PwC-Wasserstoff-Studie: reichlich im Norden, knapp im Süden

Grafik zeigt Wasserstoff-Hubs auf Deutschland-Karte und Leitungen.Grafik: PwC
Laut der Unternehmensberatung PwC Strategy& droht in Süddeutschland eine „Wasserstofflücke“. Es gebe weder genug Ökostrom noch Stromleitungen noch sei eine Anbindung ans geplante europäische Wasserstoffnetz absehbar.

Grüner Wasserstoff soll vor allem helfen, Industrien zu dekarbonisieren, bei denen dies ansonsten technisch nicht oder kaum möglich wäre. Doch dafür muss er auch in die Industriezentren kommen. Der „Wasserstoff-Readiness-Index“ von Strategy&, der globalen Strategieberatung von PwC, legt dar, dass das Gas vor allem im Süden Deutschlands auf längere Zeit knapp sein wird.

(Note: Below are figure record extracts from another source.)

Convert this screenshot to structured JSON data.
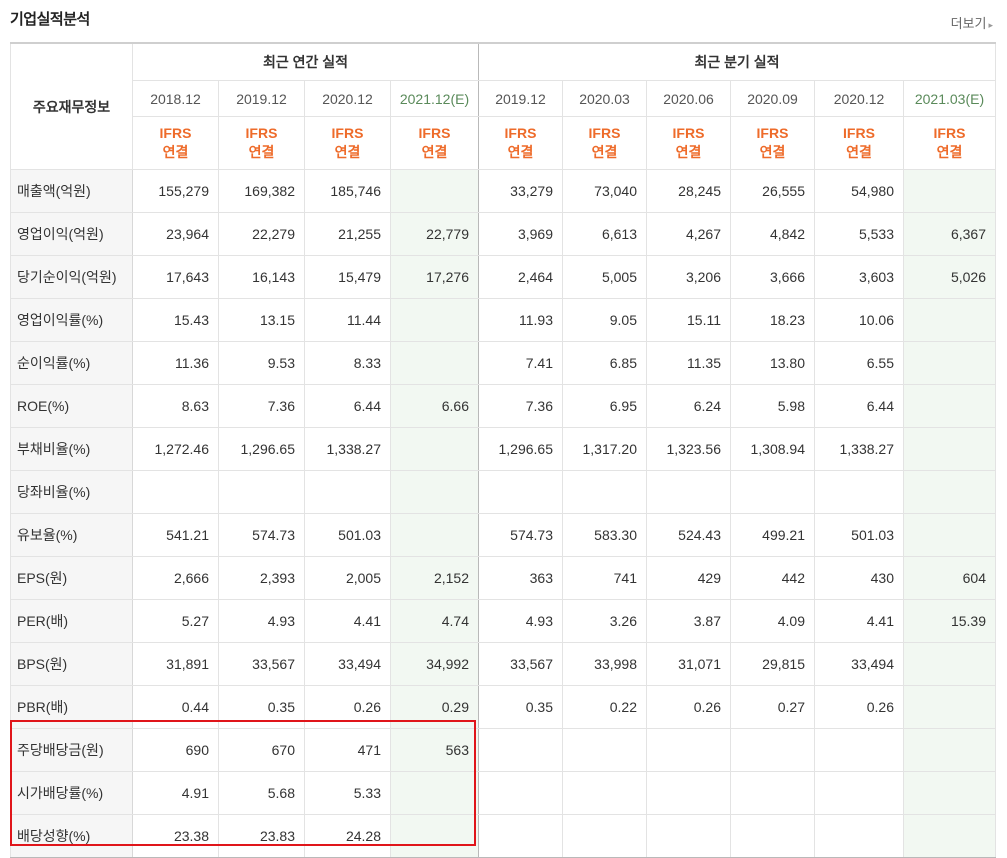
{
  "header": {
    "title": "기업실적분석",
    "more_label": "더보기"
  },
  "table": {
    "corner_label": "주요재무정보",
    "group_annual": "최근 연간 실적",
    "group_quarter": "최근 분기 실적",
    "annual_periods": [
      "2018.12",
      "2019.12",
      "2020.12",
      "2021.12(E)"
    ],
    "quarter_periods": [
      "2019.12",
      "2020.03",
      "2020.06",
      "2020.09",
      "2020.12",
      "2021.03(E)"
    ],
    "basis_line1": "IFRS",
    "basis_line2": "연결",
    "rows": [
      {
        "label": "매출액(억원)",
        "annual": [
          "155,279",
          "169,382",
          "185,746",
          ""
        ],
        "quarter": [
          "33,279",
          "73,040",
          "28,245",
          "26,555",
          "54,980",
          ""
        ]
      },
      {
        "label": "영업이익(억원)",
        "annual": [
          "23,964",
          "22,279",
          "21,255",
          "22,779"
        ],
        "quarter": [
          "3,969",
          "6,613",
          "4,267",
          "4,842",
          "5,533",
          "6,367"
        ]
      },
      {
        "label": "당기순이익(억원)",
        "annual": [
          "17,643",
          "16,143",
          "15,479",
          "17,276"
        ],
        "quarter": [
          "2,464",
          "5,005",
          "3,206",
          "3,666",
          "3,603",
          "5,026"
        ]
      },
      {
        "label": "영업이익률(%)",
        "annual": [
          "15.43",
          "13.15",
          "11.44",
          ""
        ],
        "quarter": [
          "11.93",
          "9.05",
          "15.11",
          "18.23",
          "10.06",
          ""
        ]
      },
      {
        "label": "순이익률(%)",
        "annual": [
          "11.36",
          "9.53",
          "8.33",
          ""
        ],
        "quarter": [
          "7.41",
          "6.85",
          "11.35",
          "13.80",
          "6.55",
          ""
        ]
      },
      {
        "label": "ROE(%)",
        "annual": [
          "8.63",
          "7.36",
          "6.44",
          "6.66"
        ],
        "quarter": [
          "7.36",
          "6.95",
          "6.24",
          "5.98",
          "6.44",
          ""
        ]
      },
      {
        "label": "부채비율(%)",
        "annual": [
          "1,272.46",
          "1,296.65",
          "1,338.27",
          ""
        ],
        "quarter": [
          "1,296.65",
          "1,317.20",
          "1,323.56",
          "1,308.94",
          "1,338.27",
          ""
        ]
      },
      {
        "label": "당좌비율(%)",
        "annual": [
          "",
          "",
          "",
          ""
        ],
        "quarter": [
          "",
          "",
          "",
          "",
          "",
          ""
        ]
      },
      {
        "label": "유보율(%)",
        "annual": [
          "541.21",
          "574.73",
          "501.03",
          ""
        ],
        "quarter": [
          "574.73",
          "583.30",
          "524.43",
          "499.21",
          "501.03",
          ""
        ]
      },
      {
        "label": "EPS(원)",
        "annual": [
          "2,666",
          "2,393",
          "2,005",
          "2,152"
        ],
        "quarter": [
          "363",
          "741",
          "429",
          "442",
          "430",
          "604"
        ]
      },
      {
        "label": "PER(배)",
        "annual": [
          "5.27",
          "4.93",
          "4.41",
          "4.74"
        ],
        "quarter": [
          "4.93",
          "3.26",
          "3.87",
          "4.09",
          "4.41",
          "15.39"
        ]
      },
      {
        "label": "BPS(원)",
        "annual": [
          "31,891",
          "33,567",
          "33,494",
          "34,992"
        ],
        "quarter": [
          "33,567",
          "33,998",
          "31,071",
          "29,815",
          "33,494",
          ""
        ]
      },
      {
        "label": "PBR(배)",
        "annual": [
          "0.44",
          "0.35",
          "0.26",
          "0.29"
        ],
        "quarter": [
          "0.35",
          "0.22",
          "0.26",
          "0.27",
          "0.26",
          ""
        ]
      },
      {
        "label": "주당배당금(원)",
        "annual": [
          "690",
          "670",
          "471",
          "563"
        ],
        "quarter": [
          "",
          "",
          "",
          "",
          "",
          ""
        ]
      },
      {
        "label": "시가배당률(%)",
        "annual": [
          "4.91",
          "5.68",
          "5.33",
          ""
        ],
        "quarter": [
          "",
          "",
          "",
          "",
          "",
          ""
        ]
      },
      {
        "label": "배당성향(%)",
        "annual": [
          "23.38",
          "23.83",
          "24.28",
          ""
        ],
        "quarter": [
          "",
          "",
          "",
          "",
          "",
          ""
        ]
      }
    ]
  },
  "colors": {
    "estimate_bg": "#f2f8f2",
    "ifrs_text": "#ee6b2a",
    "highlight_border": "#e0151a"
  }
}
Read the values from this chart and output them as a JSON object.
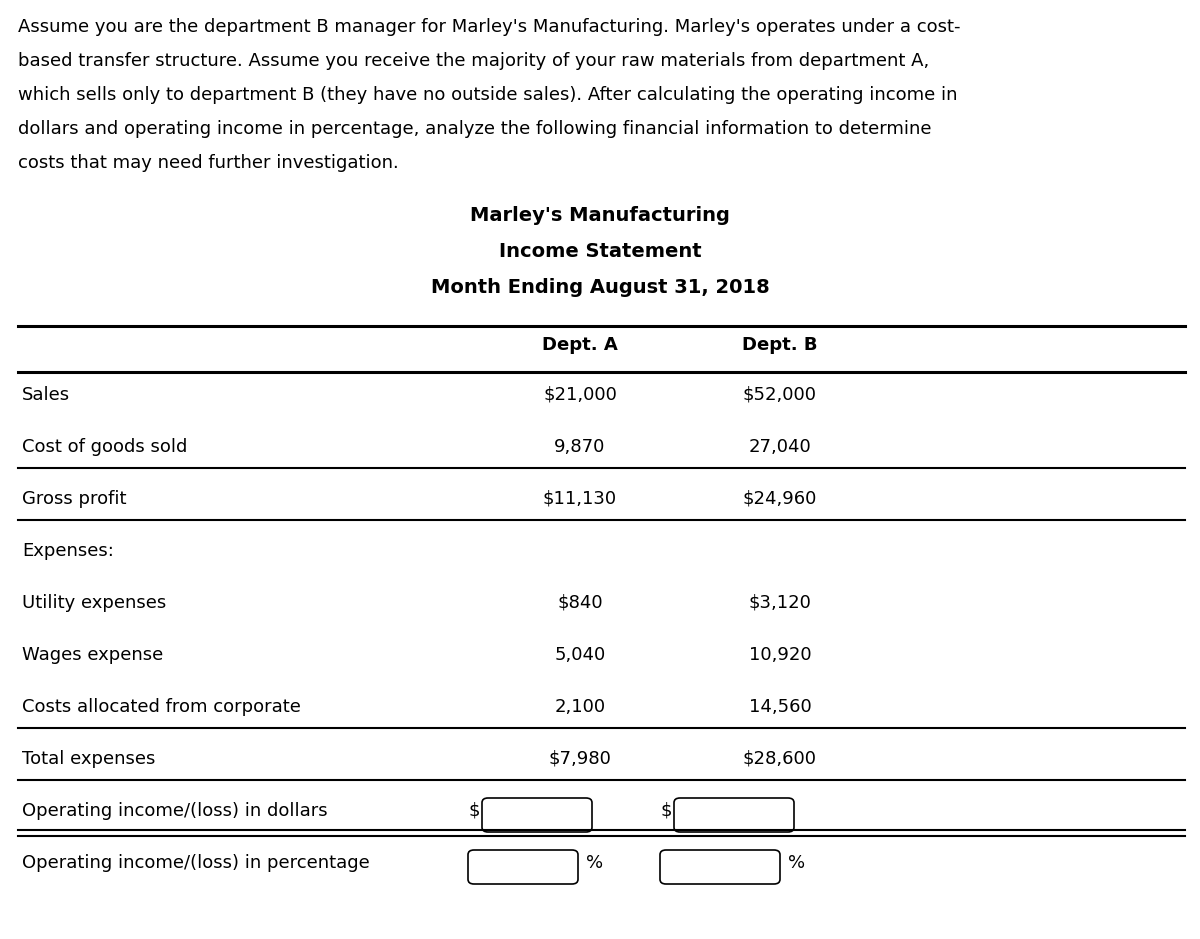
{
  "intro_lines": [
    "Assume you are the department B manager for Marley's Manufacturing. Marley's operates under a cost-",
    "based transfer structure. Assume you receive the majority of your raw materials from department A,",
    "which sells only to department B (they have no outside sales). After calculating the operating income in",
    "dollars and operating income in percentage, analyze the following financial information to determine",
    "costs that may need further investigation."
  ],
  "title1": "Marley's Manufacturing",
  "title2": "Income Statement",
  "title3": "Month Ending August 31, 2018",
  "col_headers": [
    "Dept. A",
    "Dept. B"
  ],
  "rows": [
    {
      "label": "Sales",
      "dept_a": "$21,000",
      "dept_b": "$52,000",
      "line_below": false,
      "type": "normal"
    },
    {
      "label": "Cost of goods sold",
      "dept_a": "9,870",
      "dept_b": "27,040",
      "line_below": true,
      "type": "normal"
    },
    {
      "label": "Gross profit",
      "dept_a": "$11,130",
      "dept_b": "$24,960",
      "line_below": true,
      "type": "normal"
    },
    {
      "label": "Expenses:",
      "dept_a": "",
      "dept_b": "",
      "line_below": false,
      "type": "normal"
    },
    {
      "label": "Utility expenses",
      "dept_a": "$840",
      "dept_b": "$3,120",
      "line_below": false,
      "type": "normal"
    },
    {
      "label": "Wages expense",
      "dept_a": "5,040",
      "dept_b": "10,920",
      "line_below": false,
      "type": "normal"
    },
    {
      "label": "Costs allocated from corporate",
      "dept_a": "2,100",
      "dept_b": "14,560",
      "line_below": true,
      "type": "normal"
    },
    {
      "label": "Total expenses",
      "dept_a": "$7,980",
      "dept_b": "$28,600",
      "line_below": true,
      "type": "normal"
    },
    {
      "label": "Operating income/(loss) in dollars",
      "dept_a": "input_dollar",
      "dept_b": "input_dollar",
      "line_below": true,
      "type": "dollar"
    },
    {
      "label": "Operating income/(loss) in percentage",
      "dept_a": "input_pct",
      "dept_b": "input_pct",
      "line_below": false,
      "type": "pct"
    }
  ],
  "bg": "#ffffff",
  "fg": "#000000",
  "font_intro": 13.0,
  "font_title": 14.0,
  "font_table": 13.0,
  "fig_w": 12.0,
  "fig_h": 9.39,
  "dpi": 100
}
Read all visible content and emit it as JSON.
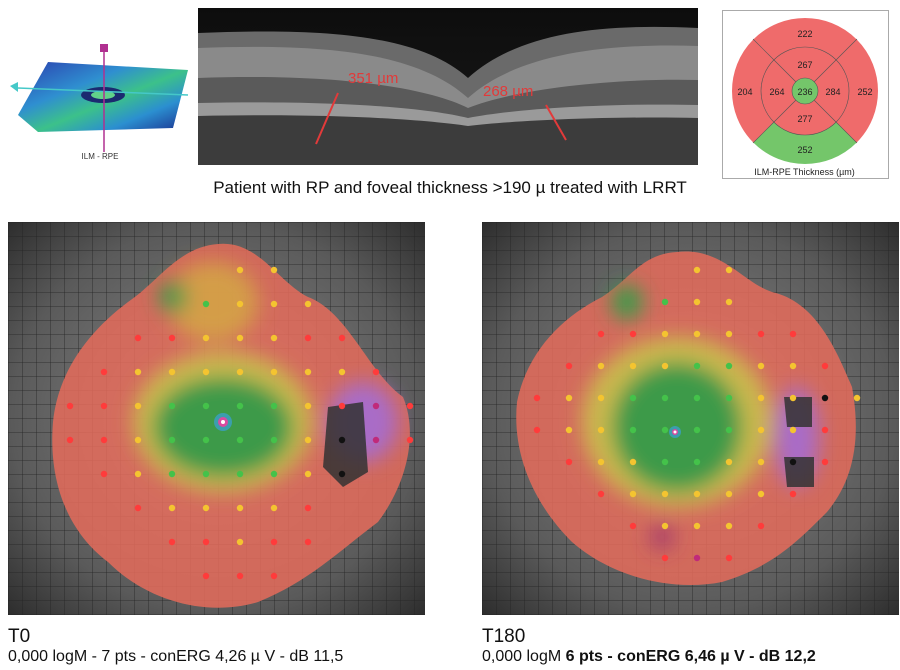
{
  "top": {
    "map3d_label": "ILM - RPE",
    "oct": {
      "measure_left": "351 µm",
      "measure_right": "268 µm"
    },
    "etdrs": {
      "outer_top": "222",
      "outer_left": "204",
      "outer_right": "252",
      "outer_bottom": "252",
      "inner_top": "267",
      "inner_left": "264",
      "inner_right": "284",
      "inner_bottom": "277",
      "center": "236",
      "caption": "ILM-RPE Thickness (µm)",
      "colors": {
        "red": "#ef6b6b",
        "green": "#74c66a"
      }
    }
  },
  "caption": "Patient with RP and foveal thickness >190 µ treated with LRRT",
  "panels": {
    "t0": {
      "label": "T0",
      "stats": "0,000 logM - 7 pts - conERG 4,26 µ V - dB 11,5"
    },
    "t180": {
      "label": "T180",
      "stats_plain": "0,000 logM ",
      "stats_bold": "6 pts - conERG 6,46 µ V - dB 12,2"
    }
  }
}
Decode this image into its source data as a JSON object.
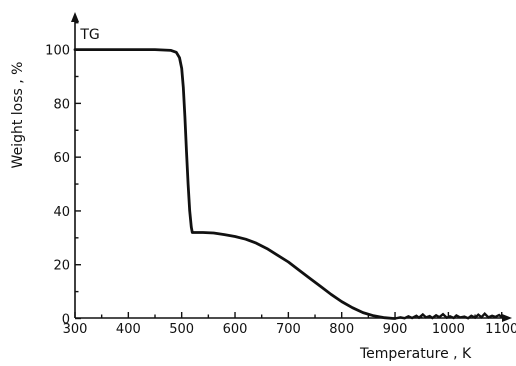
{
  "chart_data": {
    "type": "line",
    "xlabel": "Temperature , K",
    "ylabel": "Weight loss , %",
    "xlim": [
      300,
      1150
    ],
    "ylim": [
      0,
      115
    ],
    "x_ticks": [
      300,
      400,
      500,
      600,
      700,
      800,
      900,
      1000,
      1100
    ],
    "y_ticks": [
      0,
      20,
      40,
      60,
      80,
      100
    ],
    "grid": false,
    "series": [
      {
        "name": "TG",
        "x": [
          300,
          450,
          480,
          490,
          496,
          500,
          503,
          506,
          509,
          512,
          515,
          518,
          520,
          540,
          560,
          580,
          600,
          620,
          640,
          660,
          680,
          700,
          720,
          740,
          760,
          780,
          800,
          820,
          840,
          860,
          880,
          895,
          900
        ],
        "y": [
          100,
          100,
          99.7,
          99,
          97,
          93,
          86,
          75,
          62,
          50,
          40,
          34,
          32,
          32,
          31.8,
          31.2,
          30.5,
          29.5,
          28,
          26,
          23.5,
          21,
          18,
          15,
          12,
          9,
          6.3,
          4,
          2.2,
          1,
          0.3,
          0.05,
          0
        ]
      },
      {
        "name": "",
        "x": [
          900,
          910,
          918,
          925,
          932,
          940,
          945,
          952,
          958,
          965,
          970,
          977,
          983,
          990,
          997,
          1003,
          1010,
          1015,
          1022,
          1030,
          1037,
          1043,
          1050,
          1056,
          1062,
          1068,
          1075,
          1082,
          1088,
          1095,
          1100
        ],
        "y": [
          0,
          0.4,
          0.1,
          0.8,
          0.2,
          1.0,
          0.3,
          1.5,
          0.4,
          0.9,
          0.2,
          1.2,
          0.5,
          1.6,
          0.3,
          0.8,
          0.2,
          1.1,
          0.4,
          0.7,
          0.1,
          1.0,
          0.3,
          1.4,
          0.5,
          1.8,
          0.4,
          1.0,
          0.6,
          1.3,
          0.5
        ]
      }
    ],
    "annotations": [
      {
        "text": "TG",
        "x": 310,
        "y": 104
      }
    ]
  }
}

Kein Ökostrom, keine Stromtrasse – kein Wasserstoff

Aktuell seien in Deutschland 120 Wasserstoffprojekte in Planung, im Bau oder bereits in Betrieb. Diese würden 5 GW Elektrolyse-Leistung bereitstellen. Bis 2030 könnte diese Kapazität auf 30 GW wachsen. Weite Teile des Landes sollen mit einem 5.100 km langen Wasserstoffnetz versorgt werden. Doch im Süden zeichne sich eine doppelte Versorgungslücke ab. Nach aktuellem Stand sei beispielsweise für die Achse Freiburg-München bis 2030 weder eine ausreichende Anbindung an das europäische Wasserstoffnetz sichergestellt, noch wird die Region über ausreichend PV- oder Windkraftanlagen verfügen, um grünen Wasserstoff vor Ort herzustellen. Obendrein fehle eine ausreichende Anbindung an Stromtrassen, um sich mit grünem Strom aus dem Norden zu versorgen. Dabei werde gerade im Süden die zweithöchste Nachfrage nach Wasserstoff erwartet.

Insbesondere der ausbleibende Windkraft-Ausbau in Süddeutschland ist seit vielen Jahren Thema auch auf dem Solarserver. In Bayern scheint sich nun eine Trendwende abzuzeichnen.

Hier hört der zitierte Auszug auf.